/fast-avro-write

Writing an Avro file is not as fast as you might want it. This is a library to write considerably faster to an avro file.

Primary LanguageScalaApache License 2.0Apache-2.0

Build Status Maven Central GitHub license

fast-avro-write

A small library allowing you to parallelize the write to an avro file thus achieving much better throughput

How to use it:

val datumWriter = new GenericDatumWriter[GenericRecord](schema)
val builder = FastDataFileWriterBuilder(datumWriter, out, schema)
    .withCodec(CodecFactory.snappyCodec())
    .withFlushOnEveryBlock(false)
    .withParallelization(parallelization)
    
builder.encoderFactory.configureBufferSize(4 * 1048576)
builder.encoderFactory.configureBlockSize(4 * 1048576)

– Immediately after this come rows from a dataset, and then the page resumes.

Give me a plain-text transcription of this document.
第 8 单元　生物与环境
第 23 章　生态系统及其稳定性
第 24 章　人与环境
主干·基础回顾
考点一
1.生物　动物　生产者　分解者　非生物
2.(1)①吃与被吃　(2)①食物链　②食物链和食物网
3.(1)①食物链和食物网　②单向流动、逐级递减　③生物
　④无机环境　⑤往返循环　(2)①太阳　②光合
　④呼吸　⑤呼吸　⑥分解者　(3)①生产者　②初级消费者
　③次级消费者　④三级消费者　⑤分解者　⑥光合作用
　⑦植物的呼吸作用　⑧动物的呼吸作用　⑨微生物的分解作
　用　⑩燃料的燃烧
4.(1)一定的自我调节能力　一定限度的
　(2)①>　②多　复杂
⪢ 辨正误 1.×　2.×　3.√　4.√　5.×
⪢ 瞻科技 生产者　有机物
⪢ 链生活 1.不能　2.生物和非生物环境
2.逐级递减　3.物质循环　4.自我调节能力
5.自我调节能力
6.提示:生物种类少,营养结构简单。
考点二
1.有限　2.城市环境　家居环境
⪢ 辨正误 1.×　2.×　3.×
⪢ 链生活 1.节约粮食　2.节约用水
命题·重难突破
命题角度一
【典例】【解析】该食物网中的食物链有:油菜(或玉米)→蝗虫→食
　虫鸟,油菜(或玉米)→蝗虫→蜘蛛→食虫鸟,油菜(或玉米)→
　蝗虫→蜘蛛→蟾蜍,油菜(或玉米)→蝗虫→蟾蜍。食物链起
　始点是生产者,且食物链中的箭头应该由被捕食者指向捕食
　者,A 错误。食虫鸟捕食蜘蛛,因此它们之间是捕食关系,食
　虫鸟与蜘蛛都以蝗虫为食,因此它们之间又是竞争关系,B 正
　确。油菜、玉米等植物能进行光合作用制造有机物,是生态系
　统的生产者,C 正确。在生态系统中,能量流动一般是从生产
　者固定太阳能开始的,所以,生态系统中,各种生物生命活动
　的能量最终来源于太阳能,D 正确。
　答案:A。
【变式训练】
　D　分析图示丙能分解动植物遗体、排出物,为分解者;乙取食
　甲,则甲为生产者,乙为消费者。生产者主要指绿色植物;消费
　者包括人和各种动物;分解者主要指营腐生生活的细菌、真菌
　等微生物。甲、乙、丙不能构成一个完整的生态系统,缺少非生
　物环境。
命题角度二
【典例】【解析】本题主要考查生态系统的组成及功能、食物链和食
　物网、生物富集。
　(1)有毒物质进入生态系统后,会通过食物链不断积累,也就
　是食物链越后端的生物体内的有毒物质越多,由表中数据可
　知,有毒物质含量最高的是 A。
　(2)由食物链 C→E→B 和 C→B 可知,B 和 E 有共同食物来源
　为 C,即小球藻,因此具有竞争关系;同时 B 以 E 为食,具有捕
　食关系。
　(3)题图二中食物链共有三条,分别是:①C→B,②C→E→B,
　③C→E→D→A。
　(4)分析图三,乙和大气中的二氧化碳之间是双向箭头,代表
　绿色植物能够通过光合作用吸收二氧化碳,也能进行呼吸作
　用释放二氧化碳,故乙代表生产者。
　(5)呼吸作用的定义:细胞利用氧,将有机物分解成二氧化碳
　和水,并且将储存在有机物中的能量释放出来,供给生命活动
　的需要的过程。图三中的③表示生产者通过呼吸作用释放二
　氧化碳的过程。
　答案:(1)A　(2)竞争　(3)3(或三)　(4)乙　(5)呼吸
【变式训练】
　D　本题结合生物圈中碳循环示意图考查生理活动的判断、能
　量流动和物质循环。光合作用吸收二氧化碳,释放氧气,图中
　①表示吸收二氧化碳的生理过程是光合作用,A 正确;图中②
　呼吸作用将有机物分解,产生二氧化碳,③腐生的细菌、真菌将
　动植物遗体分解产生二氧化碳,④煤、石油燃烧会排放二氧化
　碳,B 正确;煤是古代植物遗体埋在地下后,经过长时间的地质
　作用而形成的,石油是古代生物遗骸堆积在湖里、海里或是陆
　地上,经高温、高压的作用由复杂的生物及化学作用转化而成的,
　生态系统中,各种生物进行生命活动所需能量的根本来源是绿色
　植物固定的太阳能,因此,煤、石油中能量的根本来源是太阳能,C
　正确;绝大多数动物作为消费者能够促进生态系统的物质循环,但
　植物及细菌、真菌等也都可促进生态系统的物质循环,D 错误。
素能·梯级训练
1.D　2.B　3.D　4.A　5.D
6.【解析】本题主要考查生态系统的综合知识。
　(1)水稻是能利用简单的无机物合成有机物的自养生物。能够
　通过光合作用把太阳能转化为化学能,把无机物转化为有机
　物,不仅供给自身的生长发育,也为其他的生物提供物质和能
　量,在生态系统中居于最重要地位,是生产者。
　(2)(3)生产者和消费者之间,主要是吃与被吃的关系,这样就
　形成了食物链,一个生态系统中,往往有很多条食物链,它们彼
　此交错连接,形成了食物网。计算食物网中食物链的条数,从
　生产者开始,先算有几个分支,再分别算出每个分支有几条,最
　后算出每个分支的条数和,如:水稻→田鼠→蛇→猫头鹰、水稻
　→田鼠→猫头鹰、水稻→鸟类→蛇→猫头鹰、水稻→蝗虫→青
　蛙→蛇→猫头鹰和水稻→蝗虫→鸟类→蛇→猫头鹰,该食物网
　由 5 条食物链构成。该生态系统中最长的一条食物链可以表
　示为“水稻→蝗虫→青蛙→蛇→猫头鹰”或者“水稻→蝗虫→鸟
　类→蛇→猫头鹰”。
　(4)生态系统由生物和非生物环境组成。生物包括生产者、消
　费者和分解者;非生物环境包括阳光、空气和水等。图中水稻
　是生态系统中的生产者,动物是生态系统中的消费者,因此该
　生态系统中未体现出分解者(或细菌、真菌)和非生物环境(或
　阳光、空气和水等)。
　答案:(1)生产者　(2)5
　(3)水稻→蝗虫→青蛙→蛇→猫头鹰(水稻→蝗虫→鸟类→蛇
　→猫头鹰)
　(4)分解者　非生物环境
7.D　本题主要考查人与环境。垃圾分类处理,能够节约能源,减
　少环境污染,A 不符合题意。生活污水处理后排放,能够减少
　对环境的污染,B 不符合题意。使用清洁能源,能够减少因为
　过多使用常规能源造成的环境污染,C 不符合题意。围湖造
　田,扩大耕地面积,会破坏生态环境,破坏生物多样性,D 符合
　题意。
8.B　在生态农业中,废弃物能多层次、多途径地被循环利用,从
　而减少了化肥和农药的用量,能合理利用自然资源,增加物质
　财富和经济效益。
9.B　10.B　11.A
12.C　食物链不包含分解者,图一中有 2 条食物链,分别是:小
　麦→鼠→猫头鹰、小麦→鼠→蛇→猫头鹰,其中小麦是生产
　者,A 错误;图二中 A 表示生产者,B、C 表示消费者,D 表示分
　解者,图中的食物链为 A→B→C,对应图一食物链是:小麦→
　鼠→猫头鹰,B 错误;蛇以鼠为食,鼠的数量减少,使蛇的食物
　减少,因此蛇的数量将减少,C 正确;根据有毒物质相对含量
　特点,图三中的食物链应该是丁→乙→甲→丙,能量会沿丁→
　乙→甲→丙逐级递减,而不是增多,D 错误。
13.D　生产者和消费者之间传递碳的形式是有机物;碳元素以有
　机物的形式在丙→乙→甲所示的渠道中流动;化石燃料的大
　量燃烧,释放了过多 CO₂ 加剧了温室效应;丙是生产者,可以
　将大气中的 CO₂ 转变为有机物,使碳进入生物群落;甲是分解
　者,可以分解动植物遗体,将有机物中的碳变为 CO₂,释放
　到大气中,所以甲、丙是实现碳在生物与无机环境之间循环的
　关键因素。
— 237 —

val fileWriter = builder.build()
fileWriter.write(records)

This will write all the records to the file. If the records count passes a threshold it will parallelize the write. You can set the threshold as well; the write method takes a default parameter threshold. Simple!

Blog article

http://www.landoop.com/blog/2017/05/fast-avro-write/

Release History

0.2 - [2017-09-18] Upgrade to Avro 1.8.2

0.1 - [2017-04-02] Initial release

Performance

Run on 8GB, i7-4650U, SSD Here is the class from which the GenericRecords are created

case class StockQuote(symbol: String,
                      timestamp: Long,
                      ask: Double,
                      askSize: Int,
                      bid: Double,
                      bidSize: Int,
                      dayHigh: Double,
                      dayLow: Double,
                      lastTradeSize: Int,
                      lastTradeTime: Long,
                      open: Double,
                      previousClose: Double,
                      price: Double,
                      priceAvg50: Double,
                      priceAvg200: Double,
                      volume: Long,
                      yearHigh: Double,
                      yearLow: Double,
                      f1:String="value",
                      f2:String="value",
                      f3:String="value",
                      f4:String="value",
                      f5:String="value",
                      f6:String="value",
                      f7:String="value",
                      f8:String="value",
                      f9:String="value",
                      f10:String="value",
                      f11:String="value",
                      f12:String="value",
                      f13:String="value",
                      f14:String="value",
                      f15:String="value",
                      f16:String="value",
                      f17:String="value",
                      f18:String="value",
                      f19:String="value",
                      f20:String="value",
                      f21:String="value",
                      f22:String="value",
                      f23:String="value",
                      f24:String="value",
                      f25:String="value",
                      f26:String="value",
                      f27:String="value",
                      f28:String="value",
                      f29:String="value",
                      f30:String="value",
                      f31:String="value",
                      f32:String="value",
                      f33:String="value",
                      f34:String="value",
                      f35:String="value",
                      f36:String="value",
                      f37:String="value",
                      f38:String="value",
                      f39:String="value",
                      f40:String="value",
                      f41:String="value",
                      f42:String="value",
                      f43:String="value",
                      f44:String="value",
                      f45:String="value",
                      f46:String="value",
                      f47:String="value",
                      f48:String="value",
                      f49:String="value",
                      f50:String="value",
                      f51:String="value",
                      f52:String="value",
                      f53:String="value",
                      f54:String="value",
                      f55:String="value",
                      f56:String="value",
                      f57:String="value",
                      f58:String="value",
                      f59:String="value",
                      f60:String="value"
                     )

For each record count 10 runs have been made sequentially and the min and max values have been retained. All the values are in milliseconds For Fast writes different parallelization factor has been used - see p in the header

Record Count Standard Min Standard Max Fast Min (p=8) Fast Max (p=8) Fast Min (p=4) Fast Max (p=4) Fast Min (p=6) Fast Min (p=6)
100K 490 530 286 365 306 562 284 316
200K 981 1097 570 692 545 783 586 777
500K 2534 2755 1443 1575 1313 1607 1365 1402
1M 5079 5322 2853 2948 2571 2820 2816 2984